Krótkotrwała saga prywatna Tesla Inc. (TSLA) mogła denerwować niektórych inwestorów, ale dla firmy produkującej samochody elektryczne była to rozproszenie, które mogło zaszkodzić jej szansom na zyski.
Takie jest wezwanie Canaccord Genuity, która obniżyła cenę docelową akcji producenta samochodów elektrycznych do 316 USD za akcję z 336 USD za akcję po tym, jak Elon Musk, CEO Tesli, powiedział, że prywatność nie jest najlepszą ścieżką rozwoju firmy. To stłumiło spekulacje na temat tego, czy Musk zabezpieczył finansowanie oferty 420 USD za akcję, ale także rzuciło na światło dzienne wyniki firmy i cele produkcyjne. Przy cenie 316 USD za akcję Canaccord Genuity spodziewa się, że akcje zyskają nieco poniżej 2%.
„To, co było w najlepszym razie przedwczesnym ogłoszeniem, spowodowało trzy tygodnie rozproszenia uwagi w jednej z najważniejszych do tej pory dzielnic Tesli” - powiedział analityk Canaccord Jed Dorsheimer w raporcie badawczym opublikowanym przez CNBC. „Czujemy się mniej pewni, że firma jest w stanie sprostać wskazówkom produkcyjnym od 50 000 do 55 000 wskazanym na końcu”. Canaccord obniżył swoją prognozę produkcji Modelu 3 na trzeci kwartał do 48 000 do 52 000 sztuk, czyli mniej niż cel oferowany przez Teslę.
Brakuje gotówki Tesli
Analityk zauważył, że chociaż Tesla była w stanie ograniczyć tempo spalania w drugim kwartale, uważa, że przechodzi on przez gotówkę według stawki, która oznacza, że Model 3 musi odnieść sukces, aby firma była rentowna. „Tesla będzie musiała zapewnić rentowność do końca roku, aby utrzymać wypłacalność” - powiedział Dorsheimer, ostrzegając, że firma ma od sześciu do dziewięciu miesięcy gotówki na utrzymanie. Drugi kwartał Tesli zakończył z 2, 2 miliarda dolarów w gotówce.
Nowe przywództwo w porządku?
Oprócz obaw o szybkość spalania u producenta samochodów, analityk Canaccord ostrzegł, że „seria problemów spowodowanych przez siebie” może utorować drogę konkurentom na rynku z większym wsparciem finansowym.

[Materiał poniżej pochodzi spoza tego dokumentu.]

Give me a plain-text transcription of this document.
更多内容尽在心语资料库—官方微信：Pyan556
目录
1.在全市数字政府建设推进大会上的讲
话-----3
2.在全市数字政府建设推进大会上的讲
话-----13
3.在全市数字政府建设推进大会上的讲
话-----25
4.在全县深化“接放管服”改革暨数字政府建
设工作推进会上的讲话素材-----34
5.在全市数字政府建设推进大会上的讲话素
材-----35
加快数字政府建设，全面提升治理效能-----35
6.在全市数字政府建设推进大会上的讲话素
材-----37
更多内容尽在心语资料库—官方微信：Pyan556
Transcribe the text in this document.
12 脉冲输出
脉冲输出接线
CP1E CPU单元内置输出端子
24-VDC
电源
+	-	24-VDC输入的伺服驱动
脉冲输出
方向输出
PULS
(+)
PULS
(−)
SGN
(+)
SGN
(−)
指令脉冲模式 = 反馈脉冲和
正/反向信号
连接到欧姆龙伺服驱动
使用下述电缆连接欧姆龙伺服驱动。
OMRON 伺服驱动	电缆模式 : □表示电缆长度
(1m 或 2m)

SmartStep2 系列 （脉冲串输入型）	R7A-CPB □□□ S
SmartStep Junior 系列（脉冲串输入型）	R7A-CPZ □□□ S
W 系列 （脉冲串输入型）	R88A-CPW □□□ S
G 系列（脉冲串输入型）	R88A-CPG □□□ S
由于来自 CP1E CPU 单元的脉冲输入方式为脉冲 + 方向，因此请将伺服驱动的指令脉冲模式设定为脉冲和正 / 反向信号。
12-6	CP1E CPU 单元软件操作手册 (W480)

To może osłabić pozycję lidera na rynku pojazdów elektrycznych. Analityk powiedział również, że nadszedł czas na więcej doświadczenia na szczycie. „Dramat związany z„ weźmy prywatne fiasko ”jest doskonałym przykładem tego, dlaczego nawet wielka firma może potrzebować różnych liderów podczas swojego cyklu życia” - napisał Dorsheimer. „Ostatnie zachowanie Musk, w tym radzenie sobie z potencjalną umową typu go-private, podkreśla również potrzebę silnego i doświadczonego przywództwa, aby zminimalizować rozproszenie uwagi w niezwykle ważnym okresie dla firmy”.
Nie tylko Dorsheimer uważa, że kwestionowana jest teraz wiarygodność Tesli. Po tygodniach przemawiania za zabraniem Tesli na prywatność, o twarzy Muska spoczywał zarzut oporu ze strony obecnych akcjonariuszy, który nie zgadza się z Wall Street i inwestorami. Akcje zakończyły wtorkową sesję spadkową o 2, 3% lub 7, 41 USD do 311, 86 USD za akcję.